Check out the latest episodes of our Life Science and Food Industry Podcasts. Available everywhere!


How the Pandemic Will Change the Grocery Business

How the Pandemic Will Change the Grocery Business

From automating in-store pickup to flexible warehouses, the pandemic is changing the way businesses operate grocery stores.

For the online grocery business, the pandemic and consequent shutdown have caused an unprecedented amount of growth. Earlier this year, before COVID-19, the online grocery business was well below five percent of total grocery sales; now it appears to be well above ten percent and is steadily heading to 20 percent, Forbes reported.

The profitability in online grocery is substantially different from other sectors of retail. The grocery business has very low profit margins to begin with and if staff members have to deliver to consumers’ homes take the products off the shelves and bring them to the parking lot for customers, then the business loses money.

It is not yet known how to solve the issue of making money in online grocery, but the online grocery explosion has made the question an urgent matter.

Related: How Grocery Stores are Using Robots During COVID-19

Walmart is the clear leader in online grocery and grocery overall, and has invested massively in online. To meet the demand from grocery app downloads, Walmart has hired tens of thousands of employees to shop, pack and delivery customer orders. Walmart facilitates online orders by having staff pick products in its stores and bring groceries out to customers’ cars for pickup or deliver to their homes.

Currently, supermarkets are set up for customers to roam the aisles, make purchasing decisions in-store, pay and be on their way. They are not necessarily conveniently set up for staff to fulfill online orders. Even though Walmart has the capacity and resources to do it, systems built from scratch, rather than running an online grocery business with existing store staff, are more likely to turn a profit. There are three major approaches to the issue that could maximize efficiency.

Automated In-Store Picking

The first approach is automating in-store picking. Alphabot, a robotic grocery-picking system, that Walmart has implemented in a Salem, New Hampshire store, is a perfect example of this approach. Equipped with machine learning and the ability to work up to ten times faster than a staff member, the system requires 20,000 square feet of a supermarket to set up specific shelving for the robotic picking system.
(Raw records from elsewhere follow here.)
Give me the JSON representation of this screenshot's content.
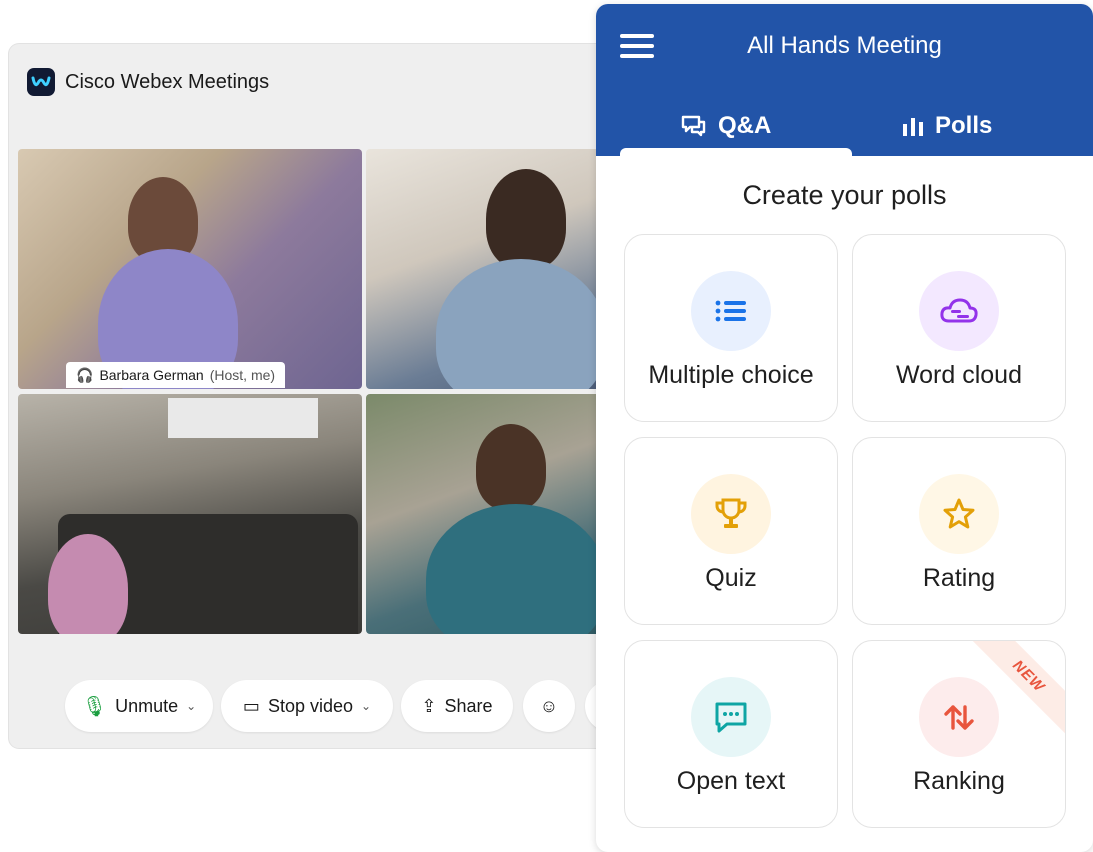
{
  "webex": {
    "title": "Cisco Webex Meetings",
    "name_tag": {
      "name": "Barbara German",
      "role": "(Host, me)"
    },
    "controls": {
      "unmute": "Unmute",
      "stop_video": "Stop video",
      "share": "Share"
    }
  },
  "panel": {
    "title": "All Hands Meeting",
    "tabs": [
      {
        "label": "Q&A",
        "icon": "chat-bubbles-icon"
      },
      {
        "label": "Polls",
        "icon": "bar-chart-icon"
      }
    ],
    "active_tab": "Q&A",
    "heading": "Create your polls",
    "cards": [
      {
        "label": "Multiple choice",
        "icon": "list-icon",
        "accent": "#1a73e8",
        "bg": "#e8f0fe"
      },
      {
        "label": "Word cloud",
        "icon": "cloud-icon",
        "accent": "#9333ea",
        "bg": "#f3e8ff"
      },
      {
        "label": "Quiz",
        "icon": "trophy-icon",
        "accent": "#e3a008",
        "bg": "#fff4e0"
      },
      {
        "label": "Rating",
        "icon": "star-icon",
        "accent": "#e3a008",
        "bg": "#fff7e6"
      },
      {
        "label": "Open text",
        "icon": "message-icon",
        "accent": "#0ea5a4",
        "bg": "#e6f6f7"
      },
      {
        "label": "Ranking",
        "icon": "sort-arrows-icon",
        "accent": "#e8553d",
        "bg": "#fdecec",
        "badge": "NEW"
      }
    ],
    "header_color": "#2254a8"
  }
}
While it may not be feasible for smaller grocery stores, the second approach might be a better bet.

Automated Warehouses

Building a completely automated warehouse is the second approach, and it has been strategically used by a UK-based business called Ocado since it was founded in 2000. Maximizing scale and automation is its game plan, with one warehouse boasting over 1,000 robots and the capacity to handle 220,000 orders per week. Today, Ocado is a leader in online grocery with 15 percent of the UK market, and has been valued at over $25 billion.

Flexible Warehouses for Faster Delivery

The last approach — small, adaptable warehouses that facilitate local deliveries of small orders — is demonstrated Fabric, Israeli-based company that builds fulfillment systems in heavily populated areas as well as inside existing stores. While it only offers a focused range of products, Fabric facilitates the pickup or delivery of an order within one hour.

It remains to be seen which one of these approaches will come out on top. Since faster delivery is a priority in the industry, a small, flexible approach may be the best option. A combination of the three, customized to the resources, location and budget of each grocer, will most likely wind up winning.